あいたくてたまらない
※芸能パロ。アイドル櫂くんのファンのアイチくん。
「櫂くん…今日もかっこいいなぁ…」
朝のニュース番組が流れているテレビを見てアイチはふわりと微笑んだ。
テレビに映っているのは最近人気上昇しているアイドル、櫂トシキだった。
アイチは前に櫂と会ったことがあった。それは櫂がまだそれ程売れていない時期で、元々芸能人にあまり興味がなかったアイチは当然知らなかった。
櫂とアイチが会ったのは幼少の頃。
その頃いじめられていたアイチは公園で一人汚れた顔や手足を洗っていた。
そんなときに声を掛けて勇気づけてくれたのが櫂だった。
それから二人は暫く遊んだりしていたのだけれど、程なくして櫂が引っ越してしまった為、長くは続かなかった。
櫂が引っ越して暫くが経ったある日、アイチがなんとなくテレビをつけると、アイドル紹介番組がやっていた。

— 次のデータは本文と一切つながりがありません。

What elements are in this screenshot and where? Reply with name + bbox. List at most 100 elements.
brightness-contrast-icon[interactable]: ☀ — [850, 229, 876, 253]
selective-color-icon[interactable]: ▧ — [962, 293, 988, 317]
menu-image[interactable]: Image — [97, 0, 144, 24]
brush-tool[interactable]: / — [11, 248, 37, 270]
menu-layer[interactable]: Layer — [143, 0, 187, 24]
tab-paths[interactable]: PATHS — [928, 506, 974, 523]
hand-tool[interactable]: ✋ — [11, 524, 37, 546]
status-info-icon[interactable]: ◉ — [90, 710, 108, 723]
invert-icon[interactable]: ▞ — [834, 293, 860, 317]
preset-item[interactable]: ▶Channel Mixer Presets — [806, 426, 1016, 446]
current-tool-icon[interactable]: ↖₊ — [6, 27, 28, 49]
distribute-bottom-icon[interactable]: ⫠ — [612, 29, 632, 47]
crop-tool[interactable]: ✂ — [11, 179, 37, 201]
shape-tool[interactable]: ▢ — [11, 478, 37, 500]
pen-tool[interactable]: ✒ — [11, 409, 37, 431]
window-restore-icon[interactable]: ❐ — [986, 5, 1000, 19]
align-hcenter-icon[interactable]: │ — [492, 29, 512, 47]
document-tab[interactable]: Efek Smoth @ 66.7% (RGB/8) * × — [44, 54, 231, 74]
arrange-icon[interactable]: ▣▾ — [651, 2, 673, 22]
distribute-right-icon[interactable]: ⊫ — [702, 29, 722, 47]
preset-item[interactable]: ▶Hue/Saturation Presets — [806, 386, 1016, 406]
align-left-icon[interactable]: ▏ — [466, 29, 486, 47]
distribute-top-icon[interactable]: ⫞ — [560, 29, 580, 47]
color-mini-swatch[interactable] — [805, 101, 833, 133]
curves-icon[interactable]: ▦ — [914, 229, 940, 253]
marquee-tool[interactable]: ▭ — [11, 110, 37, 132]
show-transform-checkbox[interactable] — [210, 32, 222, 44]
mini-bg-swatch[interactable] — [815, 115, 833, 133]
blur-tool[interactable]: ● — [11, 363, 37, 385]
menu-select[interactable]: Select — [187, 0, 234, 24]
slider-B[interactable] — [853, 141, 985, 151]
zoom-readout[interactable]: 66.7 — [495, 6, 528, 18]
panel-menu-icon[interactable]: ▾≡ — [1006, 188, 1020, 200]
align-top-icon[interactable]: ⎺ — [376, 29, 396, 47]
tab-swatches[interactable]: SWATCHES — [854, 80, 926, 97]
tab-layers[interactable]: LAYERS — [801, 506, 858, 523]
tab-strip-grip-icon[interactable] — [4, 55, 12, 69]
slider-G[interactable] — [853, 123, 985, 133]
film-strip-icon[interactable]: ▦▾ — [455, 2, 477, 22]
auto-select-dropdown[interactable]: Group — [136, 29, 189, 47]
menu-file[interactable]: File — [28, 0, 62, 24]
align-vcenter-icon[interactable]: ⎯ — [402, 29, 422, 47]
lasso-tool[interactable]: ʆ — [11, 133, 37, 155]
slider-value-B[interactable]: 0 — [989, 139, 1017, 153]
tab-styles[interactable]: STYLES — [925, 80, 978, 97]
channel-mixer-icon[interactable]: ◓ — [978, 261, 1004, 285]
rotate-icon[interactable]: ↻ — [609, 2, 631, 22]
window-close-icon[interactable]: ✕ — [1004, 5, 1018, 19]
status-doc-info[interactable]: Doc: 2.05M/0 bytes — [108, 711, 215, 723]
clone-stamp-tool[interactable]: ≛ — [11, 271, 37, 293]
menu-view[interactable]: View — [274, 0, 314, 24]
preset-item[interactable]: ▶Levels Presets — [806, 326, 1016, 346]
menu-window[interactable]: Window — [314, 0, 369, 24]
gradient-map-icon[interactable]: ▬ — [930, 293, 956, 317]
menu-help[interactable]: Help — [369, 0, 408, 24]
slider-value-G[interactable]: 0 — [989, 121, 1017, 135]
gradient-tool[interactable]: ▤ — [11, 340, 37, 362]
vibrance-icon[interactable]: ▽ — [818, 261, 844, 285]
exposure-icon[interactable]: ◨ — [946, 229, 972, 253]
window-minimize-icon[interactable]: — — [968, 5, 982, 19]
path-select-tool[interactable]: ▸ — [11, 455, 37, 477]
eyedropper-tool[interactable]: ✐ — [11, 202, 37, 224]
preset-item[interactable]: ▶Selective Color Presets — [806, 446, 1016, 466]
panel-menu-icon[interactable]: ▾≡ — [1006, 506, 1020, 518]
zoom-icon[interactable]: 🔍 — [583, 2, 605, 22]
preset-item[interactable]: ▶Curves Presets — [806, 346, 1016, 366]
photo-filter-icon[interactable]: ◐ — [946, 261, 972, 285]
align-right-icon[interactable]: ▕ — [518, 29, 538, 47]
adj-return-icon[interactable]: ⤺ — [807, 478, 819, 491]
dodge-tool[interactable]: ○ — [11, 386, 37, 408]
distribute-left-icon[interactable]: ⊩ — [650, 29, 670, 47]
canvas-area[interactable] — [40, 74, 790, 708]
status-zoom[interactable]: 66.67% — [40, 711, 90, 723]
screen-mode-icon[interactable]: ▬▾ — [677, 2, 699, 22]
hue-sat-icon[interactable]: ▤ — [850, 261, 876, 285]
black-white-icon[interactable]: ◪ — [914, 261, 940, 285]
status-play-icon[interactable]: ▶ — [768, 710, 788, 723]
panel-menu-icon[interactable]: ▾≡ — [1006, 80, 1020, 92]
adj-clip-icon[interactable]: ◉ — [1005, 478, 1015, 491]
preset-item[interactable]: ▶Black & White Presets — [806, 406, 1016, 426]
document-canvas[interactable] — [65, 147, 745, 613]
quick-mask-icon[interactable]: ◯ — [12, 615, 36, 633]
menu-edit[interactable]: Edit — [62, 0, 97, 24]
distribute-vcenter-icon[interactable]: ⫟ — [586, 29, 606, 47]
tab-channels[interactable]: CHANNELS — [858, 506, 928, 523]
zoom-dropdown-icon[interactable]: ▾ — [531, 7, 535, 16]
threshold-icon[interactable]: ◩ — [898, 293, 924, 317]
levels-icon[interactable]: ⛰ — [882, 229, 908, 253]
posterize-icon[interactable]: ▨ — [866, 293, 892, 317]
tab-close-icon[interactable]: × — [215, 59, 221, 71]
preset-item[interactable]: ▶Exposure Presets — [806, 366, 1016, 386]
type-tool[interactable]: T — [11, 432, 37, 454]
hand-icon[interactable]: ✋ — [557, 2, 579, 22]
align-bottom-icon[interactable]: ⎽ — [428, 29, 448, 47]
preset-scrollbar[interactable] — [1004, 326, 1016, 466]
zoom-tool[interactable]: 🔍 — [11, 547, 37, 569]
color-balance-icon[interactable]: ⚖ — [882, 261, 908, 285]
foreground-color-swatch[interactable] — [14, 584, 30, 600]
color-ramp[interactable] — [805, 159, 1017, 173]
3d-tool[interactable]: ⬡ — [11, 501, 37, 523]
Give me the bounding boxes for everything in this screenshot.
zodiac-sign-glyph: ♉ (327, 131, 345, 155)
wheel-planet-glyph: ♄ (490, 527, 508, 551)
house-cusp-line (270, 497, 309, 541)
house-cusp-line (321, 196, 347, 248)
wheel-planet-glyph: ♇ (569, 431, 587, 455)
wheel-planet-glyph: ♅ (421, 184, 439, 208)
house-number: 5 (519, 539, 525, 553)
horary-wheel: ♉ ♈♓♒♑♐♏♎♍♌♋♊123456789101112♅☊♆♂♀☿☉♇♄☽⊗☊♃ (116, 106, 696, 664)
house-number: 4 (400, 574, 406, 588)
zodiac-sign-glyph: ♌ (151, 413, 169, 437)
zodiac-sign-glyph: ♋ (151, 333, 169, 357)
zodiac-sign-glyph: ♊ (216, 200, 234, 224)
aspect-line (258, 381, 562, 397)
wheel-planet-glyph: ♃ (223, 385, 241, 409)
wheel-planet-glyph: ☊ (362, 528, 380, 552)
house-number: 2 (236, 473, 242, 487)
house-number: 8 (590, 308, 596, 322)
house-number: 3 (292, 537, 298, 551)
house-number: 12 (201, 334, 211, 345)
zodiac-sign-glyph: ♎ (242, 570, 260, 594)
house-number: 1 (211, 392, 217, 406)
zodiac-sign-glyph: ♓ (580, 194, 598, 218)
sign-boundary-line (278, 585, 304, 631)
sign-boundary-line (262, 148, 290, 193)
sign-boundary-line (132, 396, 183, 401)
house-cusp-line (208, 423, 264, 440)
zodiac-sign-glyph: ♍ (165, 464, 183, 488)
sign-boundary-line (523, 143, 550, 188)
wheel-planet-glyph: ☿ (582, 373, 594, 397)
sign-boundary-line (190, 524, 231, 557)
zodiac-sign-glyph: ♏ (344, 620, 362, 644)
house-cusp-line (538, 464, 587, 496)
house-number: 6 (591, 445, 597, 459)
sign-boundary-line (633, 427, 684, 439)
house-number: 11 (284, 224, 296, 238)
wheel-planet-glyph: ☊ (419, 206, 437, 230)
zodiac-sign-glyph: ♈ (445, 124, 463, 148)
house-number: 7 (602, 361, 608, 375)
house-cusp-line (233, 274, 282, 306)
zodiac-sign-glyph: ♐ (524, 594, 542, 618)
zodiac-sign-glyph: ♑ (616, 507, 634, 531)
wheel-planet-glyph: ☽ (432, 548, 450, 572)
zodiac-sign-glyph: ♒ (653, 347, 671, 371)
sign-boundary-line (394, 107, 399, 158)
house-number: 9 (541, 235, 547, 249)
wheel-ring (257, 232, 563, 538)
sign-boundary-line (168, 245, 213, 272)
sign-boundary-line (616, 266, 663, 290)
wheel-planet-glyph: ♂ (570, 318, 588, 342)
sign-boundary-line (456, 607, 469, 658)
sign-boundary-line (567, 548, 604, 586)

そこで、アイチは櫂が芸能人だったという事を知ったのだ。
(あの時はほんとに吃驚したなぁ…櫂くん、何も言ってくれなかったんだもん)
昔の思い出を頭の隅に浮かべつつテレビに夢中になっていたアイチに、早く行かないと遅刻するわよ、とエミが叱ったことにより、アイチははたと我に返ると慌ただしく、口にしていた苺ジャムの乗った食パンを咀嚼した。
(櫂くん、会いたいなぁ。でももう数年前の事だし、お仕事忙しくて僕の事忘れちゃってるかもしれないしなぁ。あ、その前に僕、櫂くんの連絡先知らないんだ)
アイチは今更そんなことに気付いた自分に苦笑混じりに盛大に溜め息を吐いたあと、玄関先に向かいながら先程諦めたことを再び考えた。